Can I find a vector with entirely nonzero entries for the following quadratic form to evaluate to zero?

Question

I have a square, symmetric matrix $M$, of size at least $2\times 2$, with diagonal entries equal to $1$ and off-diagonal entries equal to $\pm 1$. Let the entries of $M$ be such that it is indefinite. Since it is indefinite, there is a nonzero vector $x$ such that $x^T M x$ evaluates to zero. I want to know if it is always possible to choose such a vector $x$ so that none of its entries are zero, besides satisfying $x^T M x=0$, no matter what the matrix $M$ is, as long as it satisfies the criteria mentioned beforehand.

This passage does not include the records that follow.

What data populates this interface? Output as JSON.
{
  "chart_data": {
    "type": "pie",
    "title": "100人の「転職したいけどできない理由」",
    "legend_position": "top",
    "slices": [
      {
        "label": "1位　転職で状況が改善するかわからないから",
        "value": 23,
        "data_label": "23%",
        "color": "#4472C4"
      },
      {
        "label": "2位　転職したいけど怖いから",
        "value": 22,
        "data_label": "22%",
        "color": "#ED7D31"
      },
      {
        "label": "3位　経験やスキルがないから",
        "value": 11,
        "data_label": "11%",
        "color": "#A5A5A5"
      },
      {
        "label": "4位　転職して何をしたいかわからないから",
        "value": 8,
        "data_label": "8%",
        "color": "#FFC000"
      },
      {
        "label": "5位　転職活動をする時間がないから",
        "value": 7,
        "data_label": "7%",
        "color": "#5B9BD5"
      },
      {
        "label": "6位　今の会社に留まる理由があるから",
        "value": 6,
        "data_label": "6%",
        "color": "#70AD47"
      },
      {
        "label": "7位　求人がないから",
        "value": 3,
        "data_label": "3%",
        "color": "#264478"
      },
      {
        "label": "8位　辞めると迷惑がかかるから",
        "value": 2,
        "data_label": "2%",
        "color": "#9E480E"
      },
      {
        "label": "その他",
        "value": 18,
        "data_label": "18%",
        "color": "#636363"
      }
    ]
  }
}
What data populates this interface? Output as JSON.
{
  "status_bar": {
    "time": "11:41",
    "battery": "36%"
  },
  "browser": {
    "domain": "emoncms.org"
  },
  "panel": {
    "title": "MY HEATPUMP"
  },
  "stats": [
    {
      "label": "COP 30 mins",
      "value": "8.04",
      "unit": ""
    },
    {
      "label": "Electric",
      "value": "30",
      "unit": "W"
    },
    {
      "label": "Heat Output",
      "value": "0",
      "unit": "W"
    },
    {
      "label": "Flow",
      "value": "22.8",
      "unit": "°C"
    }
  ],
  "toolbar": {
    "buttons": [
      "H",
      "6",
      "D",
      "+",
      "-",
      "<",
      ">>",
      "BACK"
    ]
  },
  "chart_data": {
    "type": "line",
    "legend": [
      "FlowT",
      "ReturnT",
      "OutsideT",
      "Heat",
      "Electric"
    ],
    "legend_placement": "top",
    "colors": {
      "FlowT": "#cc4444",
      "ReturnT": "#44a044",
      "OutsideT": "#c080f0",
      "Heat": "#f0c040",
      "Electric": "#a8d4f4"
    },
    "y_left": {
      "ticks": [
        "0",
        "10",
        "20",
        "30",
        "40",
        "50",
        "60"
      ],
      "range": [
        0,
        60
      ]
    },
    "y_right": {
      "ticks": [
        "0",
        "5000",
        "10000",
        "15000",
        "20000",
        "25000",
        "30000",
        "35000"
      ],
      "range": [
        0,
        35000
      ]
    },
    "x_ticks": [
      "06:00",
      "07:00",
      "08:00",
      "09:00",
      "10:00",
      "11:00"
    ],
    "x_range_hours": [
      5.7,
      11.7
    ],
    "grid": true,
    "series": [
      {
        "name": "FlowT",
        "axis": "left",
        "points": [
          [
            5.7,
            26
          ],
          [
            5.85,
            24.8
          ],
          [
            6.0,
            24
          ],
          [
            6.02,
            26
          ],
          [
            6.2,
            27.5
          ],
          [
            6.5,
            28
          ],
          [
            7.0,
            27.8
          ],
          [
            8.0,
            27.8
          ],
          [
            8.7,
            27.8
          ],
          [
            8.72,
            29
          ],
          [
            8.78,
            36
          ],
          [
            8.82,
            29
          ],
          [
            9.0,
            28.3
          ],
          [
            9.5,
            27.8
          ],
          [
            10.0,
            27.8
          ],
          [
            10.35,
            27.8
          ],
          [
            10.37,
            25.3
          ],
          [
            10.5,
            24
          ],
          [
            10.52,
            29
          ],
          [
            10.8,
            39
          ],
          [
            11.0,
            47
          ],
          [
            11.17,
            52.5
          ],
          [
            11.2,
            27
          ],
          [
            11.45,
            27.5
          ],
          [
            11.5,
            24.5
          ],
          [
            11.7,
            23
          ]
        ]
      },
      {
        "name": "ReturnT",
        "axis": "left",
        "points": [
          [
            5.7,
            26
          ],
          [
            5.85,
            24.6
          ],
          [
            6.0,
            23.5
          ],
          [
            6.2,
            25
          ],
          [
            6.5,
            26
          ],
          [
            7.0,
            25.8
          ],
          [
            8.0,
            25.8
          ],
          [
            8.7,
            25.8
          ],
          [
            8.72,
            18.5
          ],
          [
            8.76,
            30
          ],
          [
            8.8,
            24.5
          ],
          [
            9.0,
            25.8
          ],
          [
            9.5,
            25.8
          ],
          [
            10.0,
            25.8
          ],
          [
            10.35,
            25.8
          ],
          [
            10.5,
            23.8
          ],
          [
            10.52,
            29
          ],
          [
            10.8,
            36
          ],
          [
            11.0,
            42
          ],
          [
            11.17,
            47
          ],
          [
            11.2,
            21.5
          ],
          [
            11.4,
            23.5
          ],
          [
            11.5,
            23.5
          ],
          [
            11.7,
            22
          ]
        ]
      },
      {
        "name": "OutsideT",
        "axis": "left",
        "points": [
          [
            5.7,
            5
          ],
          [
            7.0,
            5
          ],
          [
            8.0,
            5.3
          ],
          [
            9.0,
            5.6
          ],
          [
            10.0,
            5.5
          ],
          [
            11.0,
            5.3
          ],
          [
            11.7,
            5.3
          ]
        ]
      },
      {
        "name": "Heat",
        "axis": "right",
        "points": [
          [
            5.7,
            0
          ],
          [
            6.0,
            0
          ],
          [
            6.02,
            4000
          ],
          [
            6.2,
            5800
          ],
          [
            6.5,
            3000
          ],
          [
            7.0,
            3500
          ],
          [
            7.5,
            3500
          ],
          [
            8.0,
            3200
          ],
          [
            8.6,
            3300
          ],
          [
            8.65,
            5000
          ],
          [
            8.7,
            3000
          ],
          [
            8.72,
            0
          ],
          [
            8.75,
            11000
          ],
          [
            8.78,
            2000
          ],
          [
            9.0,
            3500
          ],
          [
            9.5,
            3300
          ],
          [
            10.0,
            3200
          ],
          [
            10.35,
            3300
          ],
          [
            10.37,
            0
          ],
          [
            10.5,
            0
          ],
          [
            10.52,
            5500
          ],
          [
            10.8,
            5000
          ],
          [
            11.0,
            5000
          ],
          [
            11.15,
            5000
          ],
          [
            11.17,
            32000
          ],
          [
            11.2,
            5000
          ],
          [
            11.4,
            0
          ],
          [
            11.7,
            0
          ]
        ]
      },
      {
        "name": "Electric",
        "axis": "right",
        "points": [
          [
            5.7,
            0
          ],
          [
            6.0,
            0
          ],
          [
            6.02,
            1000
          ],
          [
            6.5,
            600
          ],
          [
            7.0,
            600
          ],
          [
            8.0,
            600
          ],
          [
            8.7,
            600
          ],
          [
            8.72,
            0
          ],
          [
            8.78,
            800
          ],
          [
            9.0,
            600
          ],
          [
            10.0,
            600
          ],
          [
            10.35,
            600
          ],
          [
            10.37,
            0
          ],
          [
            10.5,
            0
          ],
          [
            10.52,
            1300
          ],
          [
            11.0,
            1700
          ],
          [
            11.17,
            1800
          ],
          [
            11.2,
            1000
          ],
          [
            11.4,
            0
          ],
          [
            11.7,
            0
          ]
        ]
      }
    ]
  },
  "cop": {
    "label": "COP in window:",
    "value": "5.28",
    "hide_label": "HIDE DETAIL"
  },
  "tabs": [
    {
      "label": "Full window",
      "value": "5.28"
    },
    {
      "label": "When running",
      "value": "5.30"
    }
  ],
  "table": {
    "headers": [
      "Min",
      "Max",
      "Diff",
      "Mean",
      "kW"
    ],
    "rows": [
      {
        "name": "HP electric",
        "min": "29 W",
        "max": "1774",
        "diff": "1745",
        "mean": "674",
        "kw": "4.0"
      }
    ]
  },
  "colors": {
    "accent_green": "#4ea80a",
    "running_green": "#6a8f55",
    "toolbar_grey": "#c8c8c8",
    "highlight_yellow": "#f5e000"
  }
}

Thanks.

Answer 1

The locus of $x\in\mathbb{R}^n$ for which $x^t M x = 0$ is an unbounded quadratic surface that cannot entirely lie in a hyperplane $x_i=0$, provided that $M$ has at least two non-zero eigenvalues with opposite signs. Since $\text{Tr}(M)>0$ our matrix cannot be negative semi-definite.

Anyway, in the worst scenario where $M$ is positive semi-definite, no vector of the canonical base of $\mathbb{R}^n$ is an eigenvector of $M$, hence the quadratic surface associated with $M$ may lie on a hyperplane, but it is not a hyperplane of the form $x_i=0$, so your claim holds.

Answer 2

Take $M=\begin{bmatrix}1&1\\1&1\end{bmatrix}$ The quadratic form associated to $M$ is $x^2+2xyy^2=(x+y)^2$. The vector $u=\begin{bmatrix}1\\-1\end{bmatrix}$ is such a vector.